His claim to fame? He can read minds.
Yes, really. Well, sort of. Alexander uses micro expressions — extremely subtle, split-second facial expressions, like swallowing or twitching at the corners of the mouth — to decipher our thoughts, including whether we’re lying or telling the truth. Alexander learned about micro expressions more than 25 years ago when he stumbled onto a book by psychology researcher Paul Ekman, who’s worked with the CIA to read faces and solve crimes. Ekman is the inspiration behind Tim Roth’s character in the Fox series Lie to Me. Fascinated, Alexander devoured other books on the topic and memorized countless micro expressions before taking his studies to the stage.
He breaks the cardinal rule of magic, revealing the mind-reading secrets behind each act.
Among his most popular acts is guessing where an audience member is hiding a ring.

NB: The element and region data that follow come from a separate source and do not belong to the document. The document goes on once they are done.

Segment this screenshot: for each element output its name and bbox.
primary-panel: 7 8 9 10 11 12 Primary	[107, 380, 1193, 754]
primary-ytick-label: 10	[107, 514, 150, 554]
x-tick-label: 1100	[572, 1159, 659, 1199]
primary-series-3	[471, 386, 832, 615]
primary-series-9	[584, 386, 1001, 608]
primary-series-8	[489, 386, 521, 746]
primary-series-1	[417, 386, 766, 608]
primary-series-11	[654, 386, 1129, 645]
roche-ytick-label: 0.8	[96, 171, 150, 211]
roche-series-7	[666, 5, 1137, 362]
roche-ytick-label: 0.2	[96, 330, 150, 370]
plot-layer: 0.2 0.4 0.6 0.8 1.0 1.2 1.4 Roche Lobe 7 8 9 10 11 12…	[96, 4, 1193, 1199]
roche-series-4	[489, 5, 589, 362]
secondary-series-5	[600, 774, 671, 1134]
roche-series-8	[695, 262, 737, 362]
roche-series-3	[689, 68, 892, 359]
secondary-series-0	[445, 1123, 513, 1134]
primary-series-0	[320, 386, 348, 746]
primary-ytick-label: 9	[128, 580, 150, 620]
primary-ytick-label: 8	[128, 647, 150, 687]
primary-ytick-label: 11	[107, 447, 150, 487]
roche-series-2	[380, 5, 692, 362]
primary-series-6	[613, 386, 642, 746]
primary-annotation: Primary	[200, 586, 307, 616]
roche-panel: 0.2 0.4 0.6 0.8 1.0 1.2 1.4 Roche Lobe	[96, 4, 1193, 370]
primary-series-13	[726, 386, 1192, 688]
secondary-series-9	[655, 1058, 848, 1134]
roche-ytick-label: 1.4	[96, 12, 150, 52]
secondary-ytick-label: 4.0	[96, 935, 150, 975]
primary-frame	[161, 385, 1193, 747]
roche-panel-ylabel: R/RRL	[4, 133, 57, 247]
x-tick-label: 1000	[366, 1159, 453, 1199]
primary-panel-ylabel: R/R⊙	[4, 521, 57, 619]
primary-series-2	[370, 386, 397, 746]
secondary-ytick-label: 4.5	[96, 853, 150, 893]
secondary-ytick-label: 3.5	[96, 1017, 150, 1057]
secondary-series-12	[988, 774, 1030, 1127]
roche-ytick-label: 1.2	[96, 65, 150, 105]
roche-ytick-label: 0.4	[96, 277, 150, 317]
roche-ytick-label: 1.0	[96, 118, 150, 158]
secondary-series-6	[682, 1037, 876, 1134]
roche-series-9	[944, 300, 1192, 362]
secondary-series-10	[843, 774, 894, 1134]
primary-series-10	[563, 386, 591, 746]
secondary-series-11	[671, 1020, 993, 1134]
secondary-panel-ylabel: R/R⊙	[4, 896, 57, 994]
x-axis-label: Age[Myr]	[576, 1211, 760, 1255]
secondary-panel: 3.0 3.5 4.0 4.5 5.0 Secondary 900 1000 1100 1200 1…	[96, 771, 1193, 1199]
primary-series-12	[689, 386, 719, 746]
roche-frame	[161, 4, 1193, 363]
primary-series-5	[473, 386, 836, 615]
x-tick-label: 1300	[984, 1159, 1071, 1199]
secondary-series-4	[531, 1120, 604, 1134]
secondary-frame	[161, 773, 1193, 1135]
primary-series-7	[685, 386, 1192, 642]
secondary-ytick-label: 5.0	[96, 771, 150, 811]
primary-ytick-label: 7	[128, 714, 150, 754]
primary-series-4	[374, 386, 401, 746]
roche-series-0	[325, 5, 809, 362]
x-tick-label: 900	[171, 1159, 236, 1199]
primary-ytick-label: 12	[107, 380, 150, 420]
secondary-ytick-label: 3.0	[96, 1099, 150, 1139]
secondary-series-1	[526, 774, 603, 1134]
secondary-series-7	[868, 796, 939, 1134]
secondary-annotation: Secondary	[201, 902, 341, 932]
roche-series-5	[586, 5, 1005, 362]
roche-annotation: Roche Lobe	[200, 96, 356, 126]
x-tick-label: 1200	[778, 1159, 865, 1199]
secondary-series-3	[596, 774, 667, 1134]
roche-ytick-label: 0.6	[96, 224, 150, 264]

As one volunteer holds out her balled-up fists, he stops and looks at his audience, gathered around the red-curtained stage at Showroom 42 in San Jose, California. He points out how her nose is turned toward her left hand, which, sure enough, holds the ring. As another pair of volunteers holds out their fists, he asks each one, “Do you have the ring?” over and over before pointing out how one of them adamantly insists, “I do not have the ring,” yet nods her head yes — catching her in a surefire lie. In another act, he recites the alphabet, trying to guess each letter in an audience member’s best friend’s name. As she responds “no” to each letter, he gauges her baseline vocal pitch — when she’s telling the truth — and detects when it changes.
Alexander breaks the cardinal rule of magic, revealing the mind-reading secrets behind each act. “When we have a conversation with someone, there are three conversations that go on: the words we use, our vocal intonations and our body language,” he explains soon after stepping onstage. But he still retains a hint of mystery, blending psychology with classic magic show elements — not only guessing which card a volunteer picked, for example, but making it inch eerily outward from the rest of the deck — so that his audience can’t always tell the difference. Despite his soft-spoken demeanor, he’s a masterful performer. His mentalist feats, sprinkled with a healthy dose of slapstick, routinely send the crowd erupting into giggles.
Alexander admits that he doesn’t always guess correctly. But that’s OK. He says that since the audience is in on it too, they feel invested in him getting it right. “The audience is with you,” he says. Whether he nails it every time is beside the point. “It’s the connection with people.”